Aranien liegt an der Ostküste Araniens und gilt als das Tor zu den Tulmanidenlande, sowohl politisch als auch kulturell und klimatisch. Seit jeher ist Aranien eine bedeutende Handelsmacht. Innerhalb der matriarchalisch geprägten Gesellschaft nehmen die vielen Ordensgemeinschaften sowie die Rondra-, Phex-, Peraine und Rahja-Kirche eine wichtige Rolle ein. Hexen sind zahlreich und sehr einflussreich.

***

Wir begleiteten eine Karawane von Perricum nach Zorgan. Nachdem wir in der Stadt angekommen waren, wurden wir von den Handelsherren im Gasthof zum Roten Kamel untergebracht. Der Wirt Taref zeigte sich sehr bemüht, um seine Gäste und legte sich gewaltig ins Zeug, um uns, und seinen anderen Gästen, den Aufenthalt in seinem Haus so angenehm wie möglich zu gestalten.

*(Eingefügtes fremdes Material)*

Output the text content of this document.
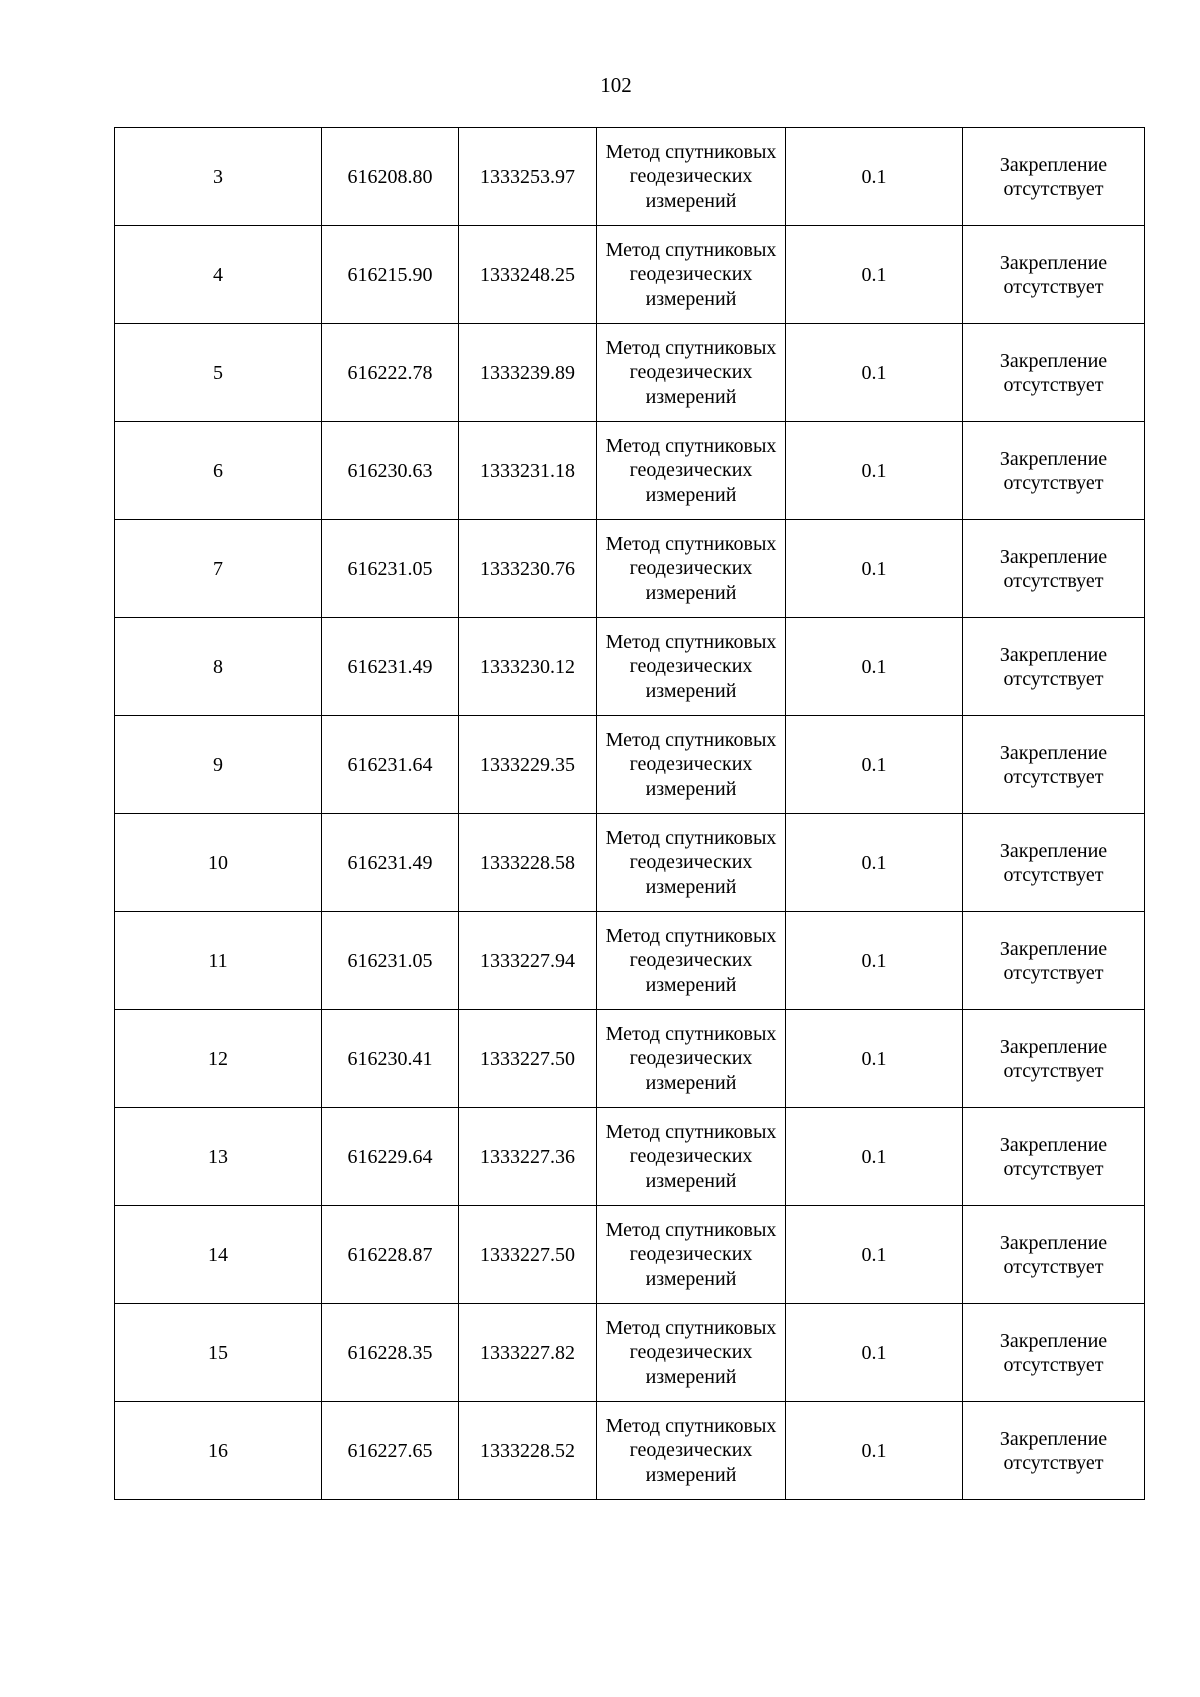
102
3	616208.80	1333253.97	Метод спутниковых геодезических измерений	0.1	Закрепление отсутствует

4	616215.90	1333248.25	Метод спутниковых геодезических измерений	0.1	Закрепление отсутствует

5	616222.78	1333239.89	Метод спутниковых геодезических измерений	0.1	Закрепление отсутствует

6	616230.63	1333231.18	Метод спутниковых геодезических измерений	0.1	Закрепление отсутствует

7	616231.05	1333230.76	Метод спутниковых геодезических измерений	0.1	Закрепление отсутствует

8	616231.49	1333230.12	Метод спутниковых геодезических измерений	0.1	Закрепление отсутствует

9	616231.64	1333229.35	Метод спутниковых геодезических измерений	0.1	Закрепление отсутствует

10	616231.49	1333228.58	Метод спутниковых геодезических измерений	0.1	Закрепление отсутствует

11	616231.05	1333227.94	Метод спутниковых геодезических измерений	0.1	Закрепление отсутствует

12	616230.41	1333227.50	Метод спутниковых геодезических измерений	0.1	Закрепление отсутствует

13	616229.64	1333227.36	Метод спутниковых геодезических измерений	0.1	Закрепление отсутствует

14	616228.87	1333227.50	Метод спутниковых геодезических измерений	0.1	Закрепление отсутствует

15	616228.35	1333227.82	Метод спутниковых геодезических измерений	0.1	Закрепление отсутствует

16	616227.65	1333228.52	Метод спутниковых геодезических измерений	0.1	Закрепление отсутствует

Abends in der Wirtsstube wurde ein richtiges Spektakel geboten. Musiker, eine Bauchtänzerin und ein Schlangenbeschwörer sorgten für Zerstreuung. Neben den gewöhnlichen Wirtshausspeisen tischte Tarif auch aranische Spezialitäten, wie Marzipan und auch Straußenei, auf. Einige unserer Mitreisenden saßen beim Kartenspiel zusammen. Es mischten sich einige Einheimische darunter. Auch Hagen spielte mit. Zum Leidwesen eines der Mitspieler sehr erfolgreich. Der Mitspieler reagierte sehr ungehalten auf Hagens Erfolg, beleidigte ihn als Falschspieler und musste von einem seiner Freunde zurückgehalten werden. Beide verließen daraufhin auch das Rote Kamel.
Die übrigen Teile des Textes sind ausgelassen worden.